Ich kenne aber auch viele andere Orte, an denen der Engel nicht das hört, was er wohl hören möchte. Und ich glaube, jeder von uns kennt solche Orte und Situationen auch.

Doch was treibt die Menschen immer wieder dazu, sich vor dem Engel nicht zu hüten und seiner Stimme nicht zu gehorchen?

Der Engel ist Ausdruck der Liebe Gottes zu seinen Menschen. Es ist der fortwährende Versuch, den Menschen seit seinem Sündenfall im Paradies wieder auf den rechten Weg zu bringen und ihn auf dem rechten Weg zu halten.

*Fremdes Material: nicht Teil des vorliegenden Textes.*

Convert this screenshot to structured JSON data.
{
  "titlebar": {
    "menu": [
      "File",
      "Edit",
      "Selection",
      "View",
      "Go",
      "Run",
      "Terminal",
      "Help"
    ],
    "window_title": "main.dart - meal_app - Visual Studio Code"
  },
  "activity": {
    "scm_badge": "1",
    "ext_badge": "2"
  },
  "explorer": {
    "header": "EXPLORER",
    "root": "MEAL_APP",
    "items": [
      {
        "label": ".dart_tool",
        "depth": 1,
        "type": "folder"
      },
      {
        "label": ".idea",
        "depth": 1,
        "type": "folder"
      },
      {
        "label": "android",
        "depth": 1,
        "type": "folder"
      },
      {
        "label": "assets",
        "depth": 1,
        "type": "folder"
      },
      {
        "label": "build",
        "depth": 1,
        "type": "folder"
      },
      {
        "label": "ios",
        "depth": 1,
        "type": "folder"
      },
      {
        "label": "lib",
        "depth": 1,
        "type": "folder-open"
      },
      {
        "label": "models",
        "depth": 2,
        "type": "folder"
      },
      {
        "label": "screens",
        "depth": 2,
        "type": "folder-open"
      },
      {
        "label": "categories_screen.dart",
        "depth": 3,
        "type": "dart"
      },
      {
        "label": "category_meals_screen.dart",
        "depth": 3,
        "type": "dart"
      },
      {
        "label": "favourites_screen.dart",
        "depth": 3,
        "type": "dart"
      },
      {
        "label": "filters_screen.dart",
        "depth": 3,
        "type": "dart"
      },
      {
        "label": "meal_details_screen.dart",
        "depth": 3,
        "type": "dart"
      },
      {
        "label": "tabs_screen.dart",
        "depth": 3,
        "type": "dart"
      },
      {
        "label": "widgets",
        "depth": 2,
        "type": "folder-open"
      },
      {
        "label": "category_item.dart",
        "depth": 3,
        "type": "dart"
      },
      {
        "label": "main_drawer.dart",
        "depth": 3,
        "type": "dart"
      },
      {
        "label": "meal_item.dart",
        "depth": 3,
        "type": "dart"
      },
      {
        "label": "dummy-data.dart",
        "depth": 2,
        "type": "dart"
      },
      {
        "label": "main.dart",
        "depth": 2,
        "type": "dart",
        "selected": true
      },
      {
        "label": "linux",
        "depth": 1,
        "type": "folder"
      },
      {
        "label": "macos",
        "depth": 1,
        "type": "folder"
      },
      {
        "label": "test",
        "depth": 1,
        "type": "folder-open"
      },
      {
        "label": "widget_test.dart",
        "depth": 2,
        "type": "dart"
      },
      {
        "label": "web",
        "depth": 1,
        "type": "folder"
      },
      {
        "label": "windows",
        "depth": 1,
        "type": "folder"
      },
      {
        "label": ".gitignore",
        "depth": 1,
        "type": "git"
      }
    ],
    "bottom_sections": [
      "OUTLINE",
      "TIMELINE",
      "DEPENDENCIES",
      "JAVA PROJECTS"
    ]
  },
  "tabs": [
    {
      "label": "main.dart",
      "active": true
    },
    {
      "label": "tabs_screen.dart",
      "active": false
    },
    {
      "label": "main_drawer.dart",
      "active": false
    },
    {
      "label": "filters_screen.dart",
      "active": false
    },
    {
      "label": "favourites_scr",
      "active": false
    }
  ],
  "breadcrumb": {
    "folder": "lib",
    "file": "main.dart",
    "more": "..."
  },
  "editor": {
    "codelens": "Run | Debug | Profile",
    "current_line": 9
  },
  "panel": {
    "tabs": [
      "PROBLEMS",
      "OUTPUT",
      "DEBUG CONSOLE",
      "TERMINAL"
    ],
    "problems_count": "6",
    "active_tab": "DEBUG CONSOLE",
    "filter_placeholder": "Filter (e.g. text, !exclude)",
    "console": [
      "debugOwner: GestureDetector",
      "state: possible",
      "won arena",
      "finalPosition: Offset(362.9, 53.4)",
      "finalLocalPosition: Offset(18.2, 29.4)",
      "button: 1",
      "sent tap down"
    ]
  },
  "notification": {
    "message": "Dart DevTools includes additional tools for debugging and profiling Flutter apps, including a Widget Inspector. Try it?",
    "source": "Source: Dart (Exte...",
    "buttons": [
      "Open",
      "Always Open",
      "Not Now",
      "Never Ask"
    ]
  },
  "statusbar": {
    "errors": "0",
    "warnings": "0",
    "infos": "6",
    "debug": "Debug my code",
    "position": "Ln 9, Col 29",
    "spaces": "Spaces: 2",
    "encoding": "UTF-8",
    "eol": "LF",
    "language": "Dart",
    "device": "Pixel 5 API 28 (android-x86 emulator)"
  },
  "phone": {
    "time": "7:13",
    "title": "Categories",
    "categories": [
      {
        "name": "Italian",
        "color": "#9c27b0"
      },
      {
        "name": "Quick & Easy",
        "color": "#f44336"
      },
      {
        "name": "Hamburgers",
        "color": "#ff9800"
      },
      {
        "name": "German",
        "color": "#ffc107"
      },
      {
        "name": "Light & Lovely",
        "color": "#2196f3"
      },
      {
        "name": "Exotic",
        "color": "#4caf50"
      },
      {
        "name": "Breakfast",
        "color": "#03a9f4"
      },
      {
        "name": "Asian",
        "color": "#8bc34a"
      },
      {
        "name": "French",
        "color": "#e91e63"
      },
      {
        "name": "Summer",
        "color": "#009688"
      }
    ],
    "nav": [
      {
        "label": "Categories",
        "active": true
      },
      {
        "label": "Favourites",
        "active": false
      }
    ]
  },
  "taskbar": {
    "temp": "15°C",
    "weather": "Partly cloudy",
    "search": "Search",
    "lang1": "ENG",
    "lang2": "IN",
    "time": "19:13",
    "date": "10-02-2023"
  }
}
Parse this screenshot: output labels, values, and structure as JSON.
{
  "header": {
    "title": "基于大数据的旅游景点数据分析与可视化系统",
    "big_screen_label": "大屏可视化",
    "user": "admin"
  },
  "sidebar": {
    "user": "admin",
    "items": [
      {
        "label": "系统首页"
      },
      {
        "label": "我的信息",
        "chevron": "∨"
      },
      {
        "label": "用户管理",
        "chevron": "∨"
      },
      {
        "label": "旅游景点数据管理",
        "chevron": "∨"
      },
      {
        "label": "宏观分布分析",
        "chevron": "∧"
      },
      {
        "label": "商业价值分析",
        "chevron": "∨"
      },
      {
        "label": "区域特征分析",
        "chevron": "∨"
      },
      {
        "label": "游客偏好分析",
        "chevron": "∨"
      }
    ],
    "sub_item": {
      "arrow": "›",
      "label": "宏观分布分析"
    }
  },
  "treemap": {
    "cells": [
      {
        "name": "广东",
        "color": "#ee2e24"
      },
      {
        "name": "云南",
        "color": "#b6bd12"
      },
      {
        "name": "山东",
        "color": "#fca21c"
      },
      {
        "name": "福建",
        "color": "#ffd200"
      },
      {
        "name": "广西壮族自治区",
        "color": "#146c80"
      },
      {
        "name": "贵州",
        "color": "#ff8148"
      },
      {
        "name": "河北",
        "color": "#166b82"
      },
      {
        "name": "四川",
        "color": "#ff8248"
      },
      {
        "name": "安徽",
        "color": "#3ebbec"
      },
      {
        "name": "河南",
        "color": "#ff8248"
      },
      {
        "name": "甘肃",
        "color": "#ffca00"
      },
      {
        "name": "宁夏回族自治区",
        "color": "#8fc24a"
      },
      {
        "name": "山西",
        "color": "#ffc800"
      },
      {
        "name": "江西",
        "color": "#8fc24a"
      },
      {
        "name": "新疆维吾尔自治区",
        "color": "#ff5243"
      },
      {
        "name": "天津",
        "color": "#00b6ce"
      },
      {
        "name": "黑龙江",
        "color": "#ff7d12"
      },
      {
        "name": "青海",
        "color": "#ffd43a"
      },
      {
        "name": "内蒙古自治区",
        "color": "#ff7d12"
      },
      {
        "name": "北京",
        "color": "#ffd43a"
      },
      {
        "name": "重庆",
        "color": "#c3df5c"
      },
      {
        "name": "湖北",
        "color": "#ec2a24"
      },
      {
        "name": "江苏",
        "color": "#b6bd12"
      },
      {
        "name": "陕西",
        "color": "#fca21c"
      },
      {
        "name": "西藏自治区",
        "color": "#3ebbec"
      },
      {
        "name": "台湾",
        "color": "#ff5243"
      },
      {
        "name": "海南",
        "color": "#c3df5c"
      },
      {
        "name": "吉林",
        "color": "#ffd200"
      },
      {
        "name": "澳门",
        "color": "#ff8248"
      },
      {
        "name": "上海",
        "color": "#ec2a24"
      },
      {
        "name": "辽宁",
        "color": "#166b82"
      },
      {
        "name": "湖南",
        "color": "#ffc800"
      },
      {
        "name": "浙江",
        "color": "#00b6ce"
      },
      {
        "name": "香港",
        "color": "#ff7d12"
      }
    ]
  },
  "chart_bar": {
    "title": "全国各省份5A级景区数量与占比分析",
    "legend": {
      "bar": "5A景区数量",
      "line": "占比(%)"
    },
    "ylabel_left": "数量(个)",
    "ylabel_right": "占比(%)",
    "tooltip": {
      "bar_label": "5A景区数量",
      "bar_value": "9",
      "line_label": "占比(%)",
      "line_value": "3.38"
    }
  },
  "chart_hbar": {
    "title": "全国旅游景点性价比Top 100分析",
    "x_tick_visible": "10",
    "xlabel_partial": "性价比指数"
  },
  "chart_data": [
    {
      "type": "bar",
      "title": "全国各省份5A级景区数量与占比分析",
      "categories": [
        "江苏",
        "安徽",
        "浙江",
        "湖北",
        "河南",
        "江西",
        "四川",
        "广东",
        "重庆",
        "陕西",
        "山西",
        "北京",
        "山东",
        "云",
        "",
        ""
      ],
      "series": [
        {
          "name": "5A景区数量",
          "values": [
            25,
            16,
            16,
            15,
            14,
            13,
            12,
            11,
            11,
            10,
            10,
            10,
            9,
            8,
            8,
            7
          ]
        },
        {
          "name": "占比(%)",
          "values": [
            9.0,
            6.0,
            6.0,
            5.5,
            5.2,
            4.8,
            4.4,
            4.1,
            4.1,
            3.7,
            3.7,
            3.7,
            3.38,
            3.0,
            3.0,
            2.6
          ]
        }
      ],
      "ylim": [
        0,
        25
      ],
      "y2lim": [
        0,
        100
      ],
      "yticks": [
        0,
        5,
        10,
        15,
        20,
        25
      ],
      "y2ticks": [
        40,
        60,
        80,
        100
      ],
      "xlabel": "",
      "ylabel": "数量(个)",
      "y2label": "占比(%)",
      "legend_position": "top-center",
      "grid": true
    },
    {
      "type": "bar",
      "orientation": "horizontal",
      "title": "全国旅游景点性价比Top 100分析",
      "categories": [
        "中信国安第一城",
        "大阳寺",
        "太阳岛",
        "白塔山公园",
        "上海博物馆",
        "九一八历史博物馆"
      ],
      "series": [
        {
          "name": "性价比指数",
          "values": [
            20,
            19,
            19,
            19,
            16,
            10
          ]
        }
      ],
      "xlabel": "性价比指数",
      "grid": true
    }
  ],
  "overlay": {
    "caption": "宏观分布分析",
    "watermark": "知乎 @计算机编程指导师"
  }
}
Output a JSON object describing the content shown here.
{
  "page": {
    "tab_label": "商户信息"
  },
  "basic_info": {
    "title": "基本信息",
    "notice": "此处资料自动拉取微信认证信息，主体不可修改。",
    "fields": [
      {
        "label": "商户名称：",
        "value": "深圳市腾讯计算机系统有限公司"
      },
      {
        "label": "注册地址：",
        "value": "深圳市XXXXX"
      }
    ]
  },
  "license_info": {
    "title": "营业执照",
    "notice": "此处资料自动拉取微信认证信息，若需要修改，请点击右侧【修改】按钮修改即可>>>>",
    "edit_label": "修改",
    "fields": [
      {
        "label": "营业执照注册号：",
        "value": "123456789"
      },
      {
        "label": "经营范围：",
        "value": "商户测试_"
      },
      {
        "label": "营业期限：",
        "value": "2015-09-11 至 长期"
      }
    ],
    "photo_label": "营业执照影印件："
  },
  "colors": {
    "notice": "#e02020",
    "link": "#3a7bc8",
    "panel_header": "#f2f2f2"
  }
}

Siehe, ich sende einen Engel vor dir her,
der dich behüte auf dem Wege
und dich bringe an den Ort,
den ich bestimmt habe.
2. Mose 23, 10

Der Engel geht vor mir. Er geht mir voraus. Ich muss ihm und nur ihm folgen, dann behütet er mich und dann bringt er mich an den Ort, den mir Gott bestimmt hat. Und meinen Ort kann kein Mensch bestimmen, weil den nur Gott bestimmen kann.

Und so stärke uns die Hoffnung, ja Gewissheit, von der der Lehrtext spricht:

Der Herr wird mich erlösen von allem Übel
und mich retten in sein himmlisches Reich.
Ihm sei Ehre.
2.Timotheus 4,18

In diesem Sinne: Amen.

Wochenandacht im LAFIM am 13. September 2018 über Losung und Lehrtext des Tages.